Lugaru's Epsilon
Programmer's
Editor 14.04

 Previous Up Next Control Flow Primitives and EEL Subroutines Examining Strings

### Character Types

```int isspace(int ch) int isdigit(int ch) int isalpha(int ch) int islower(int ch) int isupper(int ch) int iscntrl(int ch) int isgraph(int ch) int ispunct(int ch) int isprint(int ch) int isxdigit(int ch) int isalnum(int ch)  /* basic.e */ int isident(int ch)  /* basic.e */ int any_uppercase(char *p) ```
Epsilon has several primitives that are helpful for determining if a character is in a certain class. The isspace( ) primitive tells if its character argument is a space, tab, or newline character. It returns `1` if it is, otherwise `0`.

In the same way, the isdigit( ) primitive tells if a character is a digit (one of the characters `0` through `9`), and the isalpha( ) primitive tells if the character is a letter. The islower( ) and isupper( ) primitives tell if the character is a lower case letter or upper case letter, respectively.

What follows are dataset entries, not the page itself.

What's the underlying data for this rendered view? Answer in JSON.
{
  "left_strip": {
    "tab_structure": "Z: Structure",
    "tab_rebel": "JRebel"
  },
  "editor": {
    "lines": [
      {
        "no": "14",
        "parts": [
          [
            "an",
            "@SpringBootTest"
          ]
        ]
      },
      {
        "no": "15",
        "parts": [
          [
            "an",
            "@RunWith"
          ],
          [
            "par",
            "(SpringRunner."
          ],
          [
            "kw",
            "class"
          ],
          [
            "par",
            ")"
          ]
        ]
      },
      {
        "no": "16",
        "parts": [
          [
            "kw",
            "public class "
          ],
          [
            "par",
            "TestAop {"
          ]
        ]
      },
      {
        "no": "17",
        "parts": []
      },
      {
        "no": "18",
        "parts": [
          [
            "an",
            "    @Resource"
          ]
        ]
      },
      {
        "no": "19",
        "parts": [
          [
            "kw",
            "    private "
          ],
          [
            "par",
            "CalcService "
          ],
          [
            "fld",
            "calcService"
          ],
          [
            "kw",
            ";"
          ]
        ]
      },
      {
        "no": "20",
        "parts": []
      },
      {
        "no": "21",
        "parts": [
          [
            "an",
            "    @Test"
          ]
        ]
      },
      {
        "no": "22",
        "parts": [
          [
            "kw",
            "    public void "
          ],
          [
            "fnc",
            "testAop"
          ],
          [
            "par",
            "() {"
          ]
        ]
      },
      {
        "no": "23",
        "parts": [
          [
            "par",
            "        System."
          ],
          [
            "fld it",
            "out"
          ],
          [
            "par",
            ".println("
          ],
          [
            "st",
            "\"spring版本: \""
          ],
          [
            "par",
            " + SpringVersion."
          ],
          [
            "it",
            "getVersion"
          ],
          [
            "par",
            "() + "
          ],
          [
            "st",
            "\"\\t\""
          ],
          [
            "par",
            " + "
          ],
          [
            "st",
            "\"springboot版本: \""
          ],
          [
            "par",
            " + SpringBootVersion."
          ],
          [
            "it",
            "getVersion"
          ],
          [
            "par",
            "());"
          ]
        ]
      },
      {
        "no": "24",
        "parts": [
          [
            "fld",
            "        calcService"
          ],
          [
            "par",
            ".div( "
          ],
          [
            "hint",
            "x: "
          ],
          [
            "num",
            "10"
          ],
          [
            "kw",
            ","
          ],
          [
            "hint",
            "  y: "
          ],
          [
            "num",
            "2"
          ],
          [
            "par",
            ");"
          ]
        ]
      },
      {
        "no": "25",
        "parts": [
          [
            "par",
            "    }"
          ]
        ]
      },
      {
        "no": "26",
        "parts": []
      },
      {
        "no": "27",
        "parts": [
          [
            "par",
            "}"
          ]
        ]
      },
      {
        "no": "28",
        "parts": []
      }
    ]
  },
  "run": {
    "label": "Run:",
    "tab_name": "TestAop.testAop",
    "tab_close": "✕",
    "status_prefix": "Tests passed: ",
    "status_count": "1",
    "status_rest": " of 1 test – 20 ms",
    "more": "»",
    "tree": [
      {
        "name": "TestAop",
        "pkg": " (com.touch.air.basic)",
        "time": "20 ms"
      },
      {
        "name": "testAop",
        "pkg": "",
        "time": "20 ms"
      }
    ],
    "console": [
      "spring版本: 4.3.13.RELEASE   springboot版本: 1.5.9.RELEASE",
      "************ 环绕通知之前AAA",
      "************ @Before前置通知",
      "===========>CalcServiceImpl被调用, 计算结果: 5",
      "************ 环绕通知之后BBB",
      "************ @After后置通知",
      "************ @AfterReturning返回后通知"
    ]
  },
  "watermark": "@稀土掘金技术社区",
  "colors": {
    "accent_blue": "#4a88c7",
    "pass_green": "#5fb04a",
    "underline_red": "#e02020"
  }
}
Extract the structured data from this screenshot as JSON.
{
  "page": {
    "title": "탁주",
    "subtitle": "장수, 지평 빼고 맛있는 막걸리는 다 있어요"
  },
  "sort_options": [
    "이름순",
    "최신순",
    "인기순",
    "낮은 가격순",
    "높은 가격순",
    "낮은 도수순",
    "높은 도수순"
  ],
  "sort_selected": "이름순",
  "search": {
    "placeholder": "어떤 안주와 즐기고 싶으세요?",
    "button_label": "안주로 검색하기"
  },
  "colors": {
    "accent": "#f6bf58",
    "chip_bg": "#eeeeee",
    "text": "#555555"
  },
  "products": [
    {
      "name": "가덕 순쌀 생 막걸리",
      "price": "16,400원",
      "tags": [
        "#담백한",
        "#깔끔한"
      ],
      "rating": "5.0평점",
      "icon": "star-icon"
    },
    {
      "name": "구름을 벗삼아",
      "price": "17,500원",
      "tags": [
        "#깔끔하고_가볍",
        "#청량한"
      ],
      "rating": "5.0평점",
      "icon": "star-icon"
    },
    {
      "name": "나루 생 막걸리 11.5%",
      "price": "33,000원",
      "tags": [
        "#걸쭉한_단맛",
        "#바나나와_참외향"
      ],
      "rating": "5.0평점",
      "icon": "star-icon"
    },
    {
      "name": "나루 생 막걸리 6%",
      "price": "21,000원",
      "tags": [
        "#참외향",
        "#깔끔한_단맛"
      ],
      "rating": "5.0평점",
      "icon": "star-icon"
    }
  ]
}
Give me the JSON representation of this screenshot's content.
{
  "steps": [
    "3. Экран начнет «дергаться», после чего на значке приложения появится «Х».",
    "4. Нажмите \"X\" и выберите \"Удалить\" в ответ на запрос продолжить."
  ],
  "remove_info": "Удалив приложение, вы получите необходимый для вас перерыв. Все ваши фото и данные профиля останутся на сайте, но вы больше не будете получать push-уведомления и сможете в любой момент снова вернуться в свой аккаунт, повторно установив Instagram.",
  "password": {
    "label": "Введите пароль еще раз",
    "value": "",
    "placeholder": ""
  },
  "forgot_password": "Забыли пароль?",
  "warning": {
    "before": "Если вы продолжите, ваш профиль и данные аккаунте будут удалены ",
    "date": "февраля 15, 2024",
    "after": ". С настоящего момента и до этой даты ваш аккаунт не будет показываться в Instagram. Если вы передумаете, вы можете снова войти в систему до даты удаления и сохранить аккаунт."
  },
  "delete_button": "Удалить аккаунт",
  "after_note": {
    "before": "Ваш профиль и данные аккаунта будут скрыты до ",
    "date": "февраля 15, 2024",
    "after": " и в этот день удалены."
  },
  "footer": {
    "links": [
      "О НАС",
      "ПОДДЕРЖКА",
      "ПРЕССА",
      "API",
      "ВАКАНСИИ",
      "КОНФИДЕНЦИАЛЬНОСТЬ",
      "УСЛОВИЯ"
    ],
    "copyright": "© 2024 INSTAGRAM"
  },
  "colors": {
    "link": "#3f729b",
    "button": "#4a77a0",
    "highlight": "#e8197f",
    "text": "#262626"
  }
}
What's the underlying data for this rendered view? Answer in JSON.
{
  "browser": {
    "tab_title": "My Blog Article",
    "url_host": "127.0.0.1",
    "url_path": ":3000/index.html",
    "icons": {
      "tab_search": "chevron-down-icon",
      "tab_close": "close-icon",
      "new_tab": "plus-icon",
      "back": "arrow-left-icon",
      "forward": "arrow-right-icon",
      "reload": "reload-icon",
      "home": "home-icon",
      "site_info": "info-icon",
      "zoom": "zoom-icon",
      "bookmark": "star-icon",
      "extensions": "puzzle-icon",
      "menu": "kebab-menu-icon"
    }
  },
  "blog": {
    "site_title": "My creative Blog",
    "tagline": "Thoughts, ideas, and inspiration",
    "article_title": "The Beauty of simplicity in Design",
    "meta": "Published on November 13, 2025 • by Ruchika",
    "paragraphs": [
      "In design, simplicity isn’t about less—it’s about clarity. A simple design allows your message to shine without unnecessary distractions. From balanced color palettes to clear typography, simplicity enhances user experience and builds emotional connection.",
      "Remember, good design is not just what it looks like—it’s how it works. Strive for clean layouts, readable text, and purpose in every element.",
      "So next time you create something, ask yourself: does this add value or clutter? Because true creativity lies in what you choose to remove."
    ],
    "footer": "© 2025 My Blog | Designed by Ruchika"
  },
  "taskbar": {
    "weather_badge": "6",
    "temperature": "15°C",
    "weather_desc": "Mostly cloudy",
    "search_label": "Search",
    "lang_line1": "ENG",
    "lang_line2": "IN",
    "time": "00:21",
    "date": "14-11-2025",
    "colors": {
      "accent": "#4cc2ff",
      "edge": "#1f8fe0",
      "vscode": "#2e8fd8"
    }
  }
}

The iscntrl( ) primitive tells if a character is a control character, isgraph( ) if a character is a graphical character (has a printed representation, not a space or a control character), ispunct( ) if a character is a punctuation character, isprint( ) if a character is printable (not a control character), and isxdigit( ) if a character is a hex digit.

The isalnum( ) subroutine returns nonzero if the specified character is alphanumeric: either a letter or a digit. The isident( ) subroutine returns nonzero if the specified character is an identifier character: a letter, a digit, or the `_` character.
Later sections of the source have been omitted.